In 2011, Aransas County secured a permit from the Army Corps of Engineers for a new effort to unblock the bayou. Excavation began in April 2014, with Mott MacDonald providing expertise in design, permitting, and construction. Approximately 540,000 cubic yards (413,000 cubic meters) of material were removed with a hydraulic dredge, excavators, and off-road trucks.

On September 25, Cedar Bayou and nearby Vinson Slough were reconnected to the Gulf for the first time in 35 years. Aransas County Judge Burt Mills manned the excavator that made the final cut releasing the waters of Cedar Bayou into the Gulf of Mexico.

According to Mark Ray, board chairman of the Coastal Conservation Association (CCA), the effort was one of the biggest single infrastructure projects his organization had been involved in. “It’s a dream come true,” he said, “a $9 million gift to the Texas Coast.”

Outcome

“Now that the inlet is open,” said the South Texas TV station KII-TV, “it is great news for local fishermen and for wildlife like whooping cranes that migrate here in the winter. The bayou is called the lifeblood of the bay.”

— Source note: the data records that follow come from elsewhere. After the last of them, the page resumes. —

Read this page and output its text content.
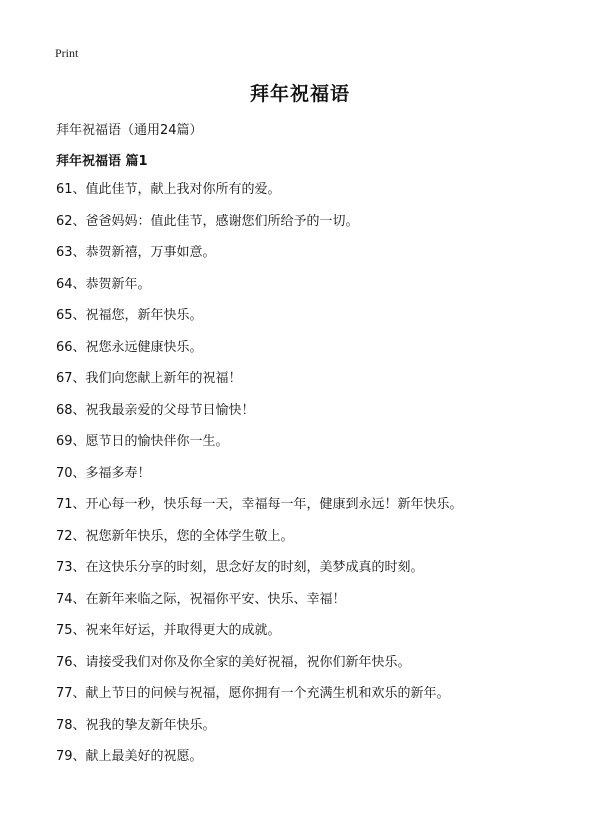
Print
拜年祝福语
拜年祝福语（通用24篇）
拜年祝福语 篇1
61、值此佳节，献上我对你所有的爱。
62、爸爸妈妈：值此佳节，感谢您们所给予的一切。
63、恭贺新禧，万事如意。
64、恭贺新年。
65、祝福您，新年快乐。
66、祝您永远健康快乐。
67、我们向您献上新年的祝福！
68、祝我最亲爱的父母节日愉快！
69、愿节日的愉快伴你一生。
70、多福多寿！
71、开心每一秒，快乐每一天，幸福每一年，健康到永远！新年快乐。
72、祝您新年快乐，您的全体学生敬上。
73、在这快乐分享的时刻，思念好友的时刻，美梦成真的时刻。
74、在新年来临之际，祝福你平安、快乐、幸福！
75、祝来年好运，并取得更大的成就。
76、请接受我们对你及你全家的美好祝福，祝你们新年快乐。
77、献上节日的问候与祝福，愿你拥有一个充满生机和欢乐的新年。
78、祝我的挚友新年快乐。
79、献上最美好的祝愿。
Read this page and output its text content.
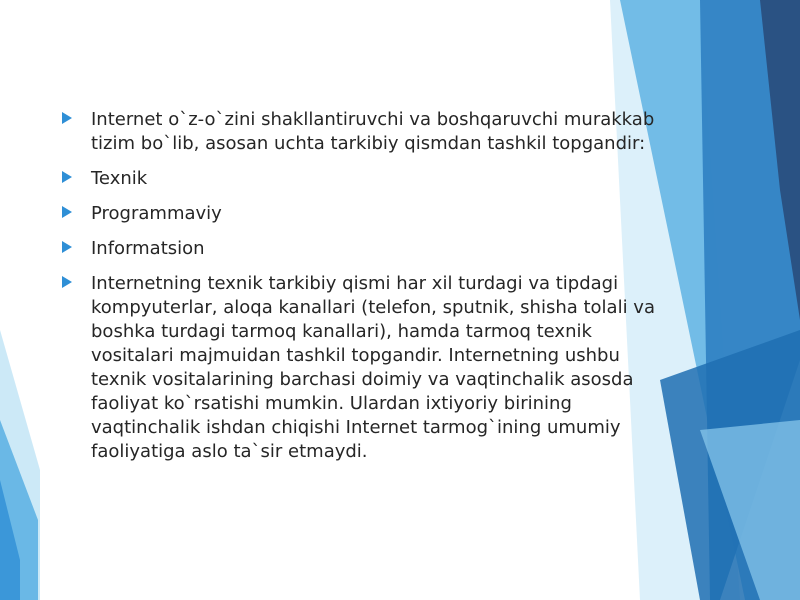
Internet o`z-o`zini shakllantiruvchi va boshqaruvchi murakkab tizim bo`lib, asosan uchta tarkibiy qismdan tashkil topgandir:
Texnik
Programmaviy
Informatsion
Internetning texnik tarkibiy qismi har xil turdagi va tipdagi kompyuterlar, aloqa kanallari (telefon, sputnik, shisha tolali va boshka turdagi tarmoq kanallari), hamda tarmoq texnik vositalari majmuidan tashkil topgandir. Internetning ushbu texnik vositalarining barchasi doimiy va vaqtinchalik asosda faoliyat ko`rsatishi mumkin. Ulardan ixtiyoriy birining vaqtinchalik ishdan chiqishi Internet tarmog`ining umumiy faoliyatiga aslo ta`sir etmaydi.
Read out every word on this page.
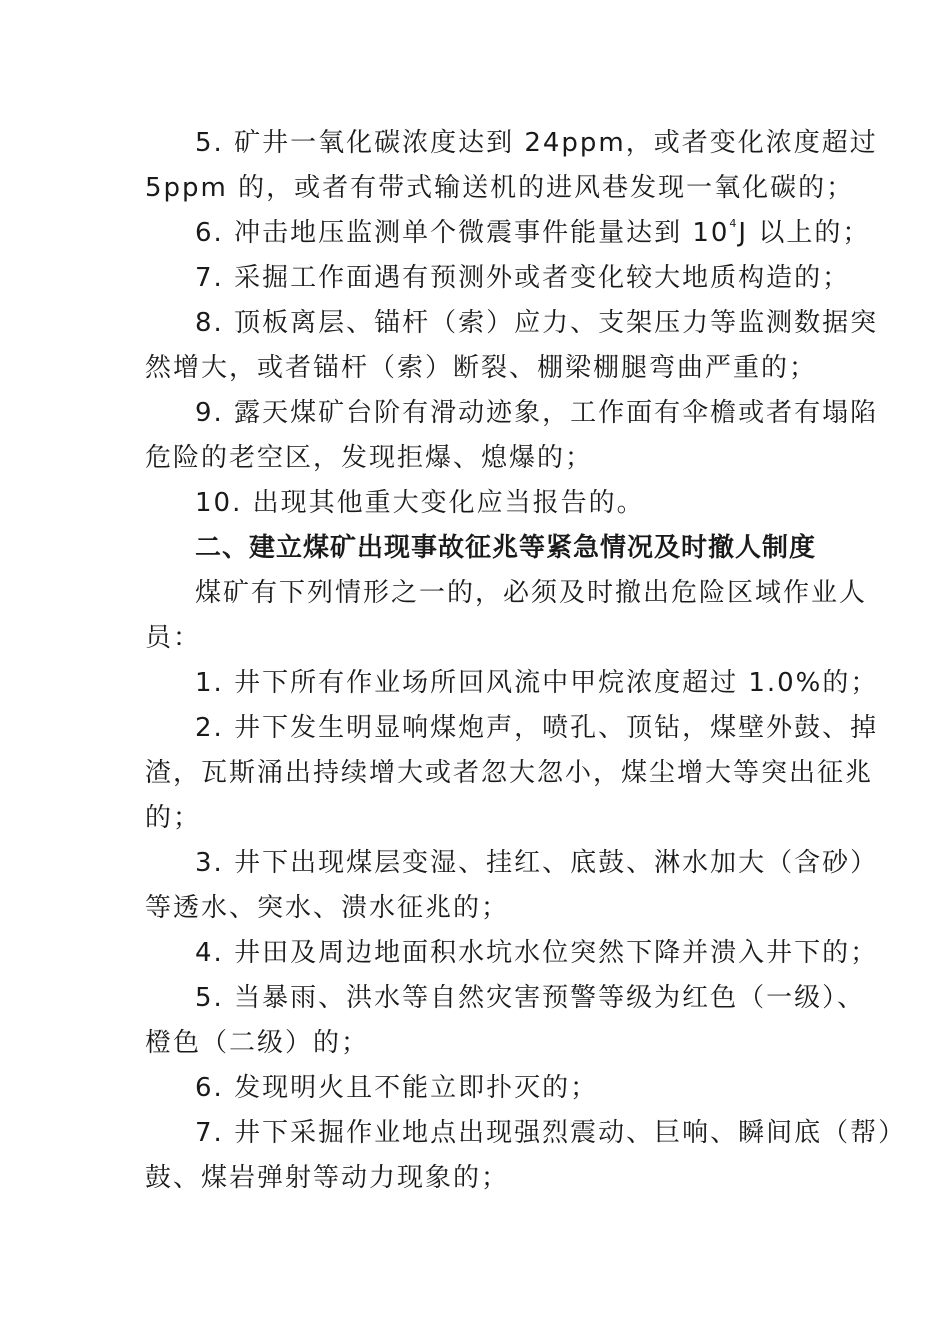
5. 矿井一氧化碳浓度达到 24ppm，或者变化浓度超过
5ppm 的，或者有带式输送机的进风巷发现一氧化碳的；
6. 冲击地压监测单个微震事件能量达到 $10^4J$ 以上的；
7. 采掘工作面遇有预测外或者变化较大地质构造的；
8. 顶板离层、锚杆（索）应力、支架压力等监测数据突
然增大，或者锚杆（索）断裂、棚梁棚腿弯曲严重的；
9. 露天煤矿台阶有滑动迹象，工作面有伞檐或者有塌陷
危险的老空区，发现拒爆、熄爆的；
10. 出现其他重大变化应当报告的。
二、建立煤矿出现事故征兆等紧急情况及时撤人制度
煤矿有下列情形之一的，必须及时撤出危险区域作业人
员：
1. 井下所有作业场所回风流中甲烷浓度超过 1.0%的；
2. 井下发生明显响煤炮声，喷孔、顶钻，煤壁外鼓、掉
渣，瓦斯涌出持续增大或者忽大忽小，煤尘增大等突出征兆
的；
3. 井下出现煤层变湿、挂红、底鼓、淋水加大（含砂）
等透水、突水、溃水征兆的；
4. 井田及周边地面积水坑水位突然下降并溃入井下的；
5. 当暴雨、洪水等自然灾害预警等级为红色（一级）、
橙色（二级）的；
6. 发现明火且不能立即扑灭的；
7. 井下采掘作业地点出现强烈震动、巨响、瞬间底（帮）
鼓、煤岩弹射等动力现象的；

The Corpus Christi Caller-Times quoted Jason Williams of the Harte Research Institute for Gulf of Mexico Studies as saying, “It’s going to be like a light switch. We should notice improvements almost immediately.” The paper reported, “Biologists suggest the open pass will benefit the production of shrimp, crabs, flounder, redfish and myriad organisms that make up a healthy ecosystem, including the iconic cranes, which feed on blue crabs.”

According to the CCA, “Quantifying the economic benefits of reopening Cedar Bayou is difficult but that does not suggest that the benefits are uncertain. Restoring Cedar Bayou will improve the productivity of the bay system. More fish, more crabs, and more birds mean more birders, more fishermen, more hunters and more visits by folks who love the Texas Coast. More visitors mean more business for local fuel stations, hotels, restaurants, outfitters, marinas, bait stands, sporting goods stores and the like.”

Now that the inlet is open, it is great news for local fishermen and for wildlife like whooping cranes that migrate here in the winter.